Mein Mann und ich haben uns nie bewusst dafür entschieden, unsere Kinder ohne Fernsehgerät großzuziehen. Schon als wir Jahre zuvor zusammengezogen sind, hatten wir auf einen Fernseher verzichtet. Zum einen konnte man schon damals vieles in Mediatheken über Laptop oder PC schauen, zum anderen wussten wir mit unserer Zeit einfach besseres anzufangen.

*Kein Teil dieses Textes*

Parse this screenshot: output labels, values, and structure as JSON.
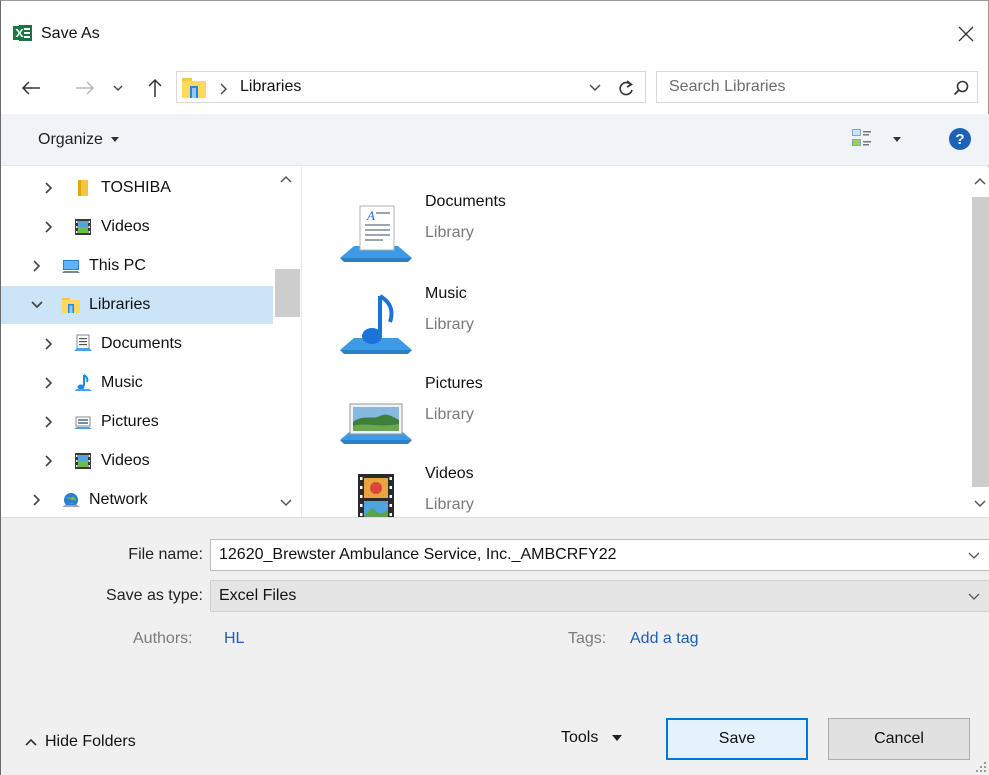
{
  "window": {
    "title": "Save As"
  },
  "address": {
    "path": "Libraries",
    "search_placeholder": "Search Libraries"
  },
  "toolbar": {
    "organize_label": "Organize"
  },
  "nav_pane": {
    "items": [
      {
        "label": "TOSHIBA",
        "icon": "folder-icon",
        "level": 1,
        "expanded": false,
        "selected": false
      },
      {
        "label": "Videos",
        "icon": "videos-icon",
        "level": 1,
        "expanded": false,
        "selected": false
      },
      {
        "label": "This PC",
        "icon": "computer-icon",
        "level": 0,
        "expanded": false,
        "selected": false
      },
      {
        "label": "Libraries",
        "icon": "libraries-icon",
        "level": 0,
        "expanded": true,
        "selected": true
      },
      {
        "label": "Documents",
        "icon": "documents-icon",
        "level": 1,
        "expanded": false,
        "selected": false
      },
      {
        "label": "Music",
        "icon": "music-icon",
        "level": 1,
        "expanded": false,
        "selected": false
      },
      {
        "label": "Pictures",
        "icon": "pictures-icon",
        "level": 1,
        "expanded": false,
        "selected": false
      },
      {
        "label": "Videos",
        "icon": "videos-icon",
        "level": 1,
        "expanded": false,
        "selected": false
      },
      {
        "label": "Network",
        "icon": "network-icon",
        "level": 0,
        "expanded": false,
        "selected": false
      }
    ]
  },
  "content": {
    "items": [
      {
        "name": "Documents",
        "type": "Library",
        "icon": "documents-library-icon"
      },
      {
        "name": "Music",
        "type": "Library",
        "icon": "music-library-icon"
      },
      {
        "name": "Pictures",
        "type": "Library",
        "icon": "pictures-library-icon"
      },
      {
        "name": "Videos",
        "type": "Library",
        "icon": "videos-library-icon"
      }
    ]
  },
  "form": {
    "file_name_label": "File name:",
    "file_name_value": "12620_Brewster Ambulance Service, Inc._AMBCRFY22",
    "save_type_label": "Save as type:",
    "save_type_value": "Excel Files",
    "authors_label": "Authors:",
    "authors_value": "HL",
    "tags_label": "Tags:",
    "tags_value": "Add a tag"
  },
  "footer": {
    "hide_folders_label": "Hide Folders",
    "tools_label": "Tools",
    "save_label": "Save",
    "cancel_label": "Cancel"
  },
  "colors": {
    "accent": "#0078d7",
    "selection": "#cce4f7",
    "link": "#1a5fb4",
    "excel": "#1d7044"
  }
}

Und genau das ist es auch, was unsere Kinder quasi nebenbei gelernt haben. Wenn ihnen langweilig ist und sie überlegen: „Und was sollen wir jetzt machen?“, dann können sie sich nicht für den bequemen Weg aus Sofa und Fernbedienung entscheiden. Je nach Alter und Laune basteln sie etwas, spielen mit ihren Barbies, bauen eine Lego-Welt, puzzeln oder suchen im gut gefüllten Schrank der Gesellschaftsspiele nach einem Zeitvertreib. Oder sie gehen einfach raus spielen. Bis heute lieben sie es, bei Regen ihre Gummistiefel und Matschhose anzuziehen, sich ihren bunten Regenschirm zu schnappen und eine Pfützenwanderung durch unser Viertel zu machen. Denn in die Pfützen springen ist dabei ausdrücklich erwünscht. Meistens kommen wir dann pitschnass aber glücklich wieder nach Hause.

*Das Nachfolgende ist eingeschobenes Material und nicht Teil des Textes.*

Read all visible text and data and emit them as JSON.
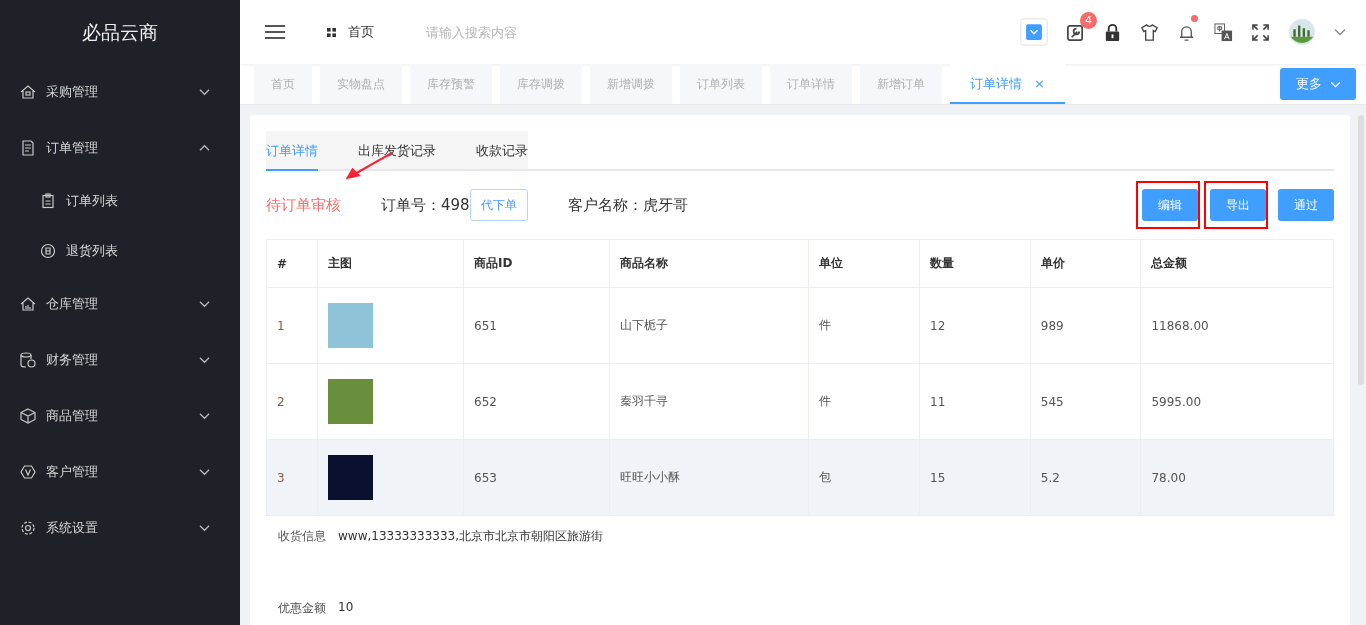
{
  "sidebar": {
    "logo": "必品云商",
    "items": [
      {
        "label": "采购管理",
        "expanded": false
      },
      {
        "label": "订单管理",
        "expanded": true,
        "children": [
          {
            "label": "订单列表"
          },
          {
            "label": "退货列表"
          }
        ]
      },
      {
        "label": "仓库管理",
        "expanded": false
      },
      {
        "label": "财务管理",
        "expanded": false
      },
      {
        "label": "商品管理",
        "expanded": false
      },
      {
        "label": "客户管理",
        "expanded": false
      },
      {
        "label": "系统设置",
        "expanded": false
      }
    ]
  },
  "header": {
    "breadcrumb": "首页",
    "search": {
      "placeholder": "请输入搜索内容"
    },
    "tool_badge": "4"
  },
  "tabs": [
    {
      "label": "首页",
      "selected": false
    },
    {
      "label": "实物盘点",
      "selected": false
    },
    {
      "label": "库存预警",
      "selected": false
    },
    {
      "label": "库存调拨",
      "selected": false
    },
    {
      "label": "新增调拨",
      "selected": false
    },
    {
      "label": "订单列表",
      "selected": false
    },
    {
      "label": "订单详情",
      "selected": false
    },
    {
      "label": "新增订单",
      "selected": false
    },
    {
      "label": "订单详情",
      "selected": true,
      "close": "×"
    }
  ],
  "more_button": "更多",
  "sub_tabs": [
    {
      "label": "订单详情",
      "selected": true
    },
    {
      "label": "出库发货记录",
      "selected": false
    },
    {
      "label": "收款记录",
      "selected": false
    }
  ],
  "order": {
    "status": "待订单审核",
    "status_arrow": true,
    "order_no": "订单号：498",
    "proxy_button": "代下单",
    "customer": "客户名称：虎牙哥"
  },
  "actions": [
    {
      "label": "编辑",
      "annotated": true
    },
    {
      "label": "导出",
      "annotated": true
    },
    {
      "label": "通过",
      "annotated": false
    }
  ],
  "table": {
    "columns": [
      "#",
      "主图",
      "商品ID",
      "商品名称",
      "单位",
      "数量",
      "单价",
      "总金额"
    ],
    "rows": [
      {
        "index": "1",
        "product_id": "651",
        "name": "山下栀子",
        "unit": "件",
        "qty": "12",
        "price": "989",
        "total": "11868.00",
        "hovered": false
      },
      {
        "index": "2",
        "product_id": "652",
        "name": "秦羽千寻",
        "unit": "件",
        "qty": "11",
        "price": "545",
        "total": "5995.00",
        "hovered": false
      },
      {
        "index": "3",
        "product_id": "653",
        "name": "旺旺小小酥",
        "unit": "包",
        "qty": "15",
        "price": "5.2",
        "total": "78.00",
        "hovered": true
      }
    ]
  },
  "info": [
    {
      "label": "收货信息",
      "value": "www,13333333333,北京市北京市朝阳区旅游街"
    },
    {
      "label": "优惠金额",
      "value": "10"
    }
  ]
}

Unser Großer hat schon Gedichte verfasst, einige seiner Bilder sind so toll, dass sie bei uns an den Wänden hängen. Ich glaube jetzt einfach mal, dass der fehlende TV daran seinen Anteil hatte. Die vermeintliche Lücke, die er hinterlässt, füllen unsere Kinder mit ihren eigenen Ideen. Bildschirme haben wir übrigens trotzdem ausreichend im Haus: Tablet, Smartphones, Laptops. Und natürlich dürfen die Kinder da auch mal ihre Lieblingsserie gucken. Aber da das immer erst das Hochfahren und einen Pin erfordert, überlegen wir uns drei Mal, ob wir die Kinder wirklich vor den elektronischen Babysitter setzen.

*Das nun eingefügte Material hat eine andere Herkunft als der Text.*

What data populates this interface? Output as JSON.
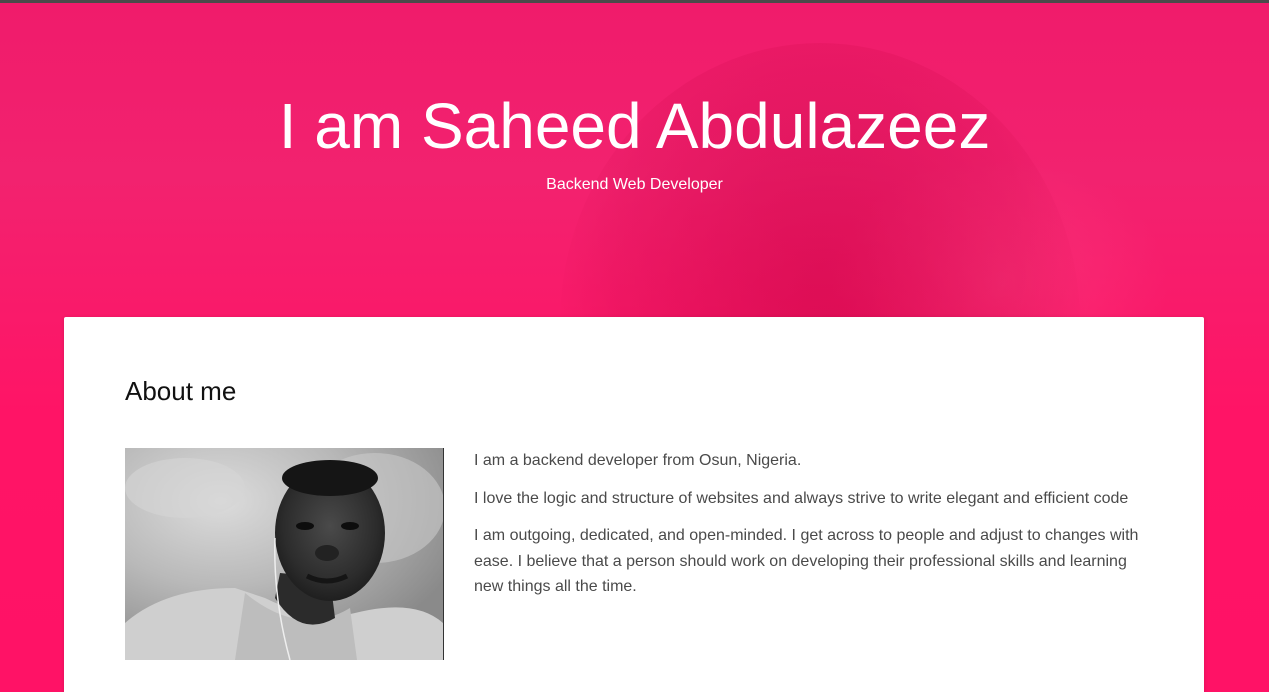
{
  "hero": {
    "title": "I am Saheed Abdulazeez",
    "subtitle": "Backend Web Developer"
  },
  "about": {
    "heading": "About me",
    "paragraphs": [
      "I am a backend developer from Osun, Nigeria.",
      "I love the logic and structure of websites and always strive to write elegant and efficient code",
      "I am outgoing, dedicated, and open-minded. I get across to people and adjust to changes with ease. I believe that a person should work on developing their professional skills and learning new things all the time."
    ]
  },
  "colors": {
    "accent": "#ff1466",
    "card_background": "#ffffff",
    "text": "#4a4a4a"
  }
}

Denn auch das haben wir in den vergangenen Jahren festgestellt: Ist der Fernseher erst einmal da, ist es nicht nur für die Kinder, sondern auch für uns Eltern sehr verlockend, sich über den Einschaltknopf eine Verschnaufpause im turbulenten Familienalltag zu verschaffen. Das ist übrigens ein Grund, warum die Kinder so gern mit uns in den Urlaub fahren. Hotels und Ferienwohnungen sind in der Regel mit einem Fernseher ausgestattet. Und da wir die restlichen elfeinhalb Monate im Jahr so konsequent sind, lassen wir sie im Urlaub auch mal an die lange Bildschirmleine.
Das Betteln wird uns daher weiter begleiten. Der Große hat jetzt ein Smartphone, seine Geschwister werden ihm bald folgen wollen. Vielleicht gehört irgendwann doch noch eine Playstation zu unserem Inventar. Die neueste Verlockung aber ist eine andere: Wenn unsere Mädels von ihren Freundinnen zurückkommen, fordern sie regelmäßig: „Mama, ich will auch eine Alexa.“ Denn die erzählt ihren Freundinnen auf Kommando Witze, spielt das Lieblingslied oder macht das Licht aus. Solange ich das noch für meine Kinder machen darf, brauchen wir keine Alexa. Sollte sie irgendwann das Mittagessen kochen und die Wäsche waschen, würde ich noch mal darüber nachdenken.